Relief and mobilisation
The Supreme Court (SC) on March 26, 2019 has granted six
weeks bail to Nawaz Sharif on medical grounds, thereby overturning the Islamabad
High Court’s (IHC’s) rejection of it, and the Lahore High Court (LHC) has
ordered the removal of Shahbaz Sharif’s name from the Exit Control List (ECL). This
double relief to the Sharif brothers has evoked a sigh of relief from their
family and bouts of joy amongst their party cadres. The SC examined Nawaz
Sharif’s medical records and the recommendations of five medical boards that
had examined him since his imprisonment, all of which pointed to his health
complications regarding heart, kidneys, diabetes and blood pressure. They
unanimously recommended certain procedures that required proper medical
facilities to the satisfaction of the patient. Despite being shunted around
various hospitals for weeks, Nawaz Sharif had finally refused this medical
merry-go-round. The government in this period had been unsympathetic to the
prisoner’s plight and continued to taunt him with the mantra of ‘No NRO’ and
‘Do you want to be treated abroad?’. The SC having examined the expert medical
opinion and found it concurring on Nawaz Sharif’s required treatment, allowed
six weeks bail (two short of what Nawaz Sharif’s lawyers had requested) with
the provisos that he could not travel out of the country, would have to
surrender to custody at the end of the period, and could apply for an extension
of his bail period to the IHC if further treatment was required. If during the
six weeks period the IHC decided Nawaz Sharif’s appeal against his conviction
and imprisonment by an accountability court, the order of the IHC would hold
the field. As a consequence of the SC order, Nawaz Sharif has returned home
from Kot Lakhpat Jail and started his treatment. Meanwhile the LHC found no
merit in the National Accountability Bureau’s (NAB’s) justifications for
putting Shahbaz Sharif’s name on the ECL after he had been granted bail in two
references against him. The court was satisfied that the track record of
Shahbaz Sharif showed he had cooperated with NAB in all the cases pressed
against him. Meanwhile Chairman Pakistan People’s Party (PPP) Bilawal Bhutto
Zardari has embarked on his train march from Karachi to Larkana as preparation
for the upcoming April 4 death anniversary of Zulfikar Ali Bhutto. Along the
way, at scheduled and some unscheduled stops, Bilawal has been addressing
teeming crowds of supporters in an aggressive tone towards the government as
part of what appears to be a mass mobilisation against the perceived victimisation
of the opposition through NAB, etc. Although the train march, dubbed
'Caravan-i-Bhutto', evokes memories of the memorable train marches of the past,
especially those mounted by Bilawal's grandfather, they can only justify such a
comparison if the wider public, not just PPP jiyalas (committed workers), join in.

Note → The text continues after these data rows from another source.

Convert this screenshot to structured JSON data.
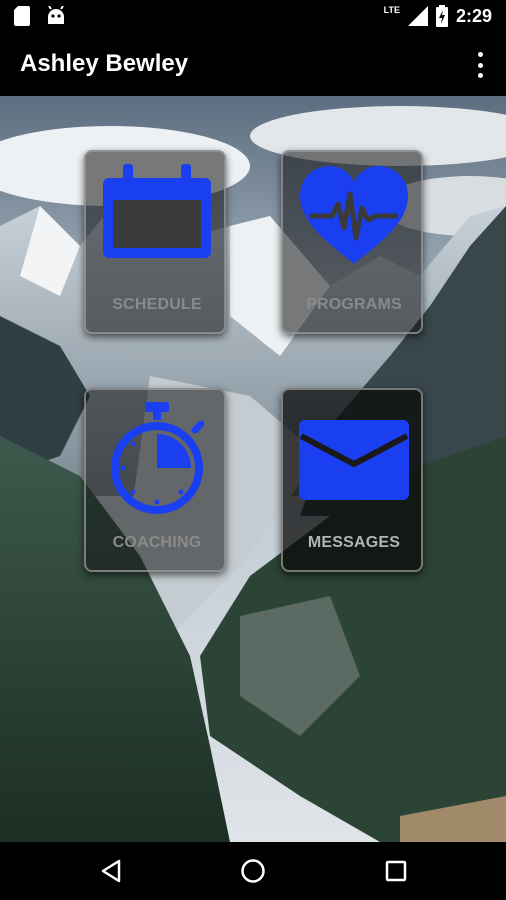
{
  "status_bar": {
    "time": "2:29",
    "network": "LTE",
    "icons": [
      "sd-card-icon",
      "android-icon",
      "signal-icon",
      "battery-icon"
    ]
  },
  "app_bar": {
    "title": "Ashley Bewley",
    "menu_icon": "overflow-menu-icon"
  },
  "tiles": [
    {
      "label": "SCHEDULE",
      "icon": "calendar-icon"
    },
    {
      "label": "PROGRAMS",
      "icon": "heart-rate-icon"
    },
    {
      "label": "COACHING",
      "icon": "stopwatch-icon"
    },
    {
      "label": "MESSAGES",
      "icon": "mail-icon"
    }
  ],
  "colors": {
    "accent": "#1a3ff0",
    "tile_label": "#8a8a8a",
    "bars": "#000000"
  },
  "nav_bar": {
    "icons": [
      "back-icon",
      "home-icon",
      "recents-icon"
    ]
  }
}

The SC castigated NAB during the proceedings of Nawaz
Sharif’s case for inflicting immense stress on those it charges, which is
leading people like Brigadier Asad Munir (retd) to commit suicide. The fact is
that NAB, under the military dictator Pervez Musharraf’s National
Accountability Ordinance (NAO) 1999, has no restrictions on charging or
arresting anyone suspected of being guilty of corruption. Not only that, the
NAO turns the time honoured judicial principle of ‘innocent until proved
guilty’ on its head to ‘guilty until you prove yourself innocent’. Not only do
these appear in practice a heavy-handed, draconian, unjust set of provisions,
it has led to tragedies like that of Asad Munir. As far as the ECL is
concerned, it functions under a non-transparent, arbitrary, open to partisan
abuse regime. It is ironic that the PPP and the Pakistan Muslim League-Nawaz
(PML-N) are both suffering in opposition because they failed during their
successive tenures from 2008 to 2013 and 2013 to 2018 respectively to repeal,
undo or modify provisions like Articles 62 and 63, inserted by military
dictator Ziaul Haq, or the NAO promulgated by Pervez Musharraf, or the ECL
regime that is difficult to make head or tail of. They are therefore being hoist
on their own petard of neglect or bowing to religious and other lobbies in
expedient fashion. The superior courts’ two verdicts discussed above stand on
merit, therefore there is no need to indulge in the conspiracy theory doing the
rounds that they represent the tip of an iceberg of some ‘deal’.